Sábado, 17 de janeiro de 2026
Por Redação do Jornal O Sul | 16 de janeiro de 2026
Apenas seis pontos monitorados pela Fundação Estadual de Proteção Ambiental (Fepam) estão impróprios para banho no Rio Grande do Sul. Os dados foram divulgados nesta sexta-feira (16), por meio do sexto boletim do Programa Balneabilidade temporada 2025/2026. O levantamento é referente às coletas de águas realizadas entre os dias 12 e 13 de janeiro. Ao todo, são verificados 96 praias e balneários de 45 municípios do Estado.
Nesta semana, todos os pontos analisados no Litoral Norte continuam próprios para banho. Dois pontos monitorados em Pelotas — na Praia do Totó e no Balneário Valverde, na Avenida Sen. Joaquim A. Assumpção — saíram da lista impróprios, enquanto o Balneário do Rio Camaquã, em Cristal, passou a integrar a relação.
Locais impróprios para banho
* Cerrito – Balneário Cerrito – Rio Piratini;
* Cristal — Balneário do Rio Camaquã;
* Osório — Lagoa do Peixoto;
* Pedro Osório — Balneário Pedro Osório – Rio Piratini;
* Pelotas — Valverde – Trapiche;
* Piratini — Balneário Municipal Klérfim Cardoso – Rio Piratini.
Recomendações aos banhistas
* Entrar na água apenas em locais com condição própria para o banho;
* Evitar tomar banho em época chuvosa, nas primeiras 24 horas após chuvas intensas, em períodos de cheia dos rios ou em canais pluviais, saídas de córregos ou rios que afluem nas praias;
* Não tomar banho em locais com concentração de algas, pois podem conter toxinas prejudiciais à saúde;
* Destinar atenção especial a crianças, idosos e pessoas com baixa imunidade.
O ponto de coleta da Lagoa Peixoto, em Osório, apresentou alto índice de cianobactérias (129.267 células/ml — o limite é 50.000 células/ml), o que indica condições de eutrofização (excesso de nutrientes). Além do local estar impróprio ao banho, os gêneros predominantes de microrganismos (Microcystis sp., Aphanocapsa sp. e Raphidiopsis sp.) são potenciais produtores de microcistinas, e a exposição a essa água pode levar a intoxicações agudas ou crônicas.
Monitoramento
Para a classificação das águas como próprias ou impróprias para banho, utilizam-se parâmetros de Escherichia coli (E.coli), observando os critérios definidos pelas resoluções do Conselho Nacional do Meio Ambiente (Conama) 274/2000 e 357/2005. Nos balneários de Pelotas; Tapes; na Lagoa do Peixoto, em Osório; na Praia da Barrinha, em São Lourenço do Sul; na Praia da Picada, em Barra do Ribeiro; e em Arambaré também são consideradas as cianobactérias.

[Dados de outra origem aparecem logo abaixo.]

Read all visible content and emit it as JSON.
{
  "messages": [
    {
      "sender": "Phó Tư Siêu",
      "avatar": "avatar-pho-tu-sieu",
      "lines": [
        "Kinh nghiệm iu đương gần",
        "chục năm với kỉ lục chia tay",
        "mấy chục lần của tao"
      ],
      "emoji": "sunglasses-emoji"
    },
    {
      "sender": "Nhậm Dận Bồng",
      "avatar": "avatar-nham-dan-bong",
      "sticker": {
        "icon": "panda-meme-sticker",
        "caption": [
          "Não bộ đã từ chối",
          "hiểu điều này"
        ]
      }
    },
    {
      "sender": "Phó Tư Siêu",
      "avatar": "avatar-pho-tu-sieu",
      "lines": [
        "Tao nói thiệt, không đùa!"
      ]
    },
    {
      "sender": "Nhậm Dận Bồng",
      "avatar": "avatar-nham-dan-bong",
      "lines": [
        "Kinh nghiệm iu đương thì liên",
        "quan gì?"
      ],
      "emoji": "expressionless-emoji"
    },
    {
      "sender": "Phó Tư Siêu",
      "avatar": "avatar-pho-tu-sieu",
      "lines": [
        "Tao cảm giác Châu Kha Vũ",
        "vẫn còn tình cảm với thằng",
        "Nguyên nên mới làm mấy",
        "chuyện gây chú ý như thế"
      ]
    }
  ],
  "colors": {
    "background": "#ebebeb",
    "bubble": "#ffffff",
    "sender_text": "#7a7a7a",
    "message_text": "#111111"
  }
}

O programa monitora 96 pontos de praias e balneários de 45 municípios do Estado. Este ano, passaram a receber coleta e análise a Lagoa Rondinha, no município de Balneário Pinhal; o Parque Náutico, em Capão da Canoa; e o Balneário Klérfim Cardoso, na cidade de Piratini.

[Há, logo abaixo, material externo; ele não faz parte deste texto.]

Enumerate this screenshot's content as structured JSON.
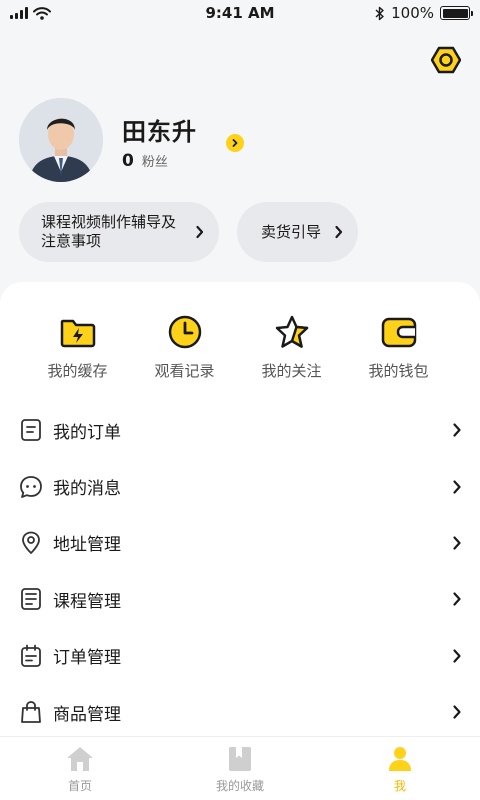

A divulgação dos resultados acontece sempre às sextas-feiras, no site e nas redes sociais da Fepam, nas placas fixadas em praias e balneários nos locais de divulgação e no webaplicativo do Balneabilidade. Os boletins serão divulgados até 27 de fevereiro.

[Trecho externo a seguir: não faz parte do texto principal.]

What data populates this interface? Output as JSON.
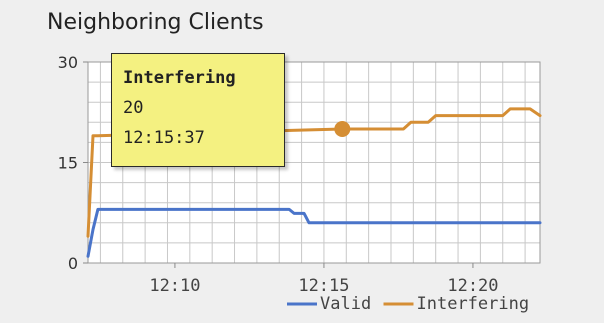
{
  "widget": {
    "title": "Neighboring Clients"
  },
  "colors": {
    "background": "#efefef",
    "plot_background": "#ffffff",
    "grid": "#c8c8c8",
    "valid": "#4a74c9",
    "interfering": "#d58e34",
    "tooltip_bg": "#f4f181"
  },
  "tooltip": {
    "series": "Interfering",
    "value": "20",
    "time": "12:15:37"
  },
  "chart_data": {
    "type": "line",
    "title": "Neighboring Clients",
    "xlabel": "",
    "ylabel": "",
    "ylim": [
      0,
      30
    ],
    "xlim": [
      "12:07:05",
      "12:22:15"
    ],
    "y_ticks": [
      "0",
      "15",
      "30"
    ],
    "x_ticks": [
      "12:10",
      "12:15",
      "12:20"
    ],
    "grid": true,
    "legend_position": "bottom-right",
    "highlighted_point": {
      "series": "Interfering",
      "x": "12:15:37",
      "y": 20
    },
    "series": [
      {
        "name": "Valid",
        "color": "#4a74c9",
        "points": [
          [
            "12:07:05",
            1
          ],
          [
            "12:07:15",
            5
          ],
          [
            "12:07:25",
            8
          ],
          [
            "12:13:50",
            8
          ],
          [
            "12:14:00",
            7.4
          ],
          [
            "12:14:20",
            7.4
          ],
          [
            "12:14:30",
            6
          ],
          [
            "12:22:15",
            6
          ]
        ]
      },
      {
        "name": "Interfering",
        "color": "#d58e34",
        "points": [
          [
            "12:07:05",
            4
          ],
          [
            "12:07:15",
            19
          ],
          [
            "12:07:25",
            19
          ],
          [
            "12:15:37",
            20
          ],
          [
            "12:17:40",
            20
          ],
          [
            "12:17:55",
            21
          ],
          [
            "12:18:30",
            21
          ],
          [
            "12:18:45",
            22
          ],
          [
            "12:21:00",
            22
          ],
          [
            "12:21:15",
            23
          ],
          [
            "12:21:55",
            23
          ],
          [
            "12:22:15",
            22
          ]
        ]
      }
    ]
  }
}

O resultado de cada boletim está condicionado a cinco semanas anteriores de monitoramento. Se, ao longo desse período, duas ou mais amostras do conjunto apresentarem resultado superior a 800 para E.coli ou, ainda, se a amostra mais recente das cinco avaliadas apresentarem resultado maior que 2 mil para E.coli, o ponto será classificado como impróprio. O mesmo ocorre se a contagem de cianobactérias extrapolar 50 mil células.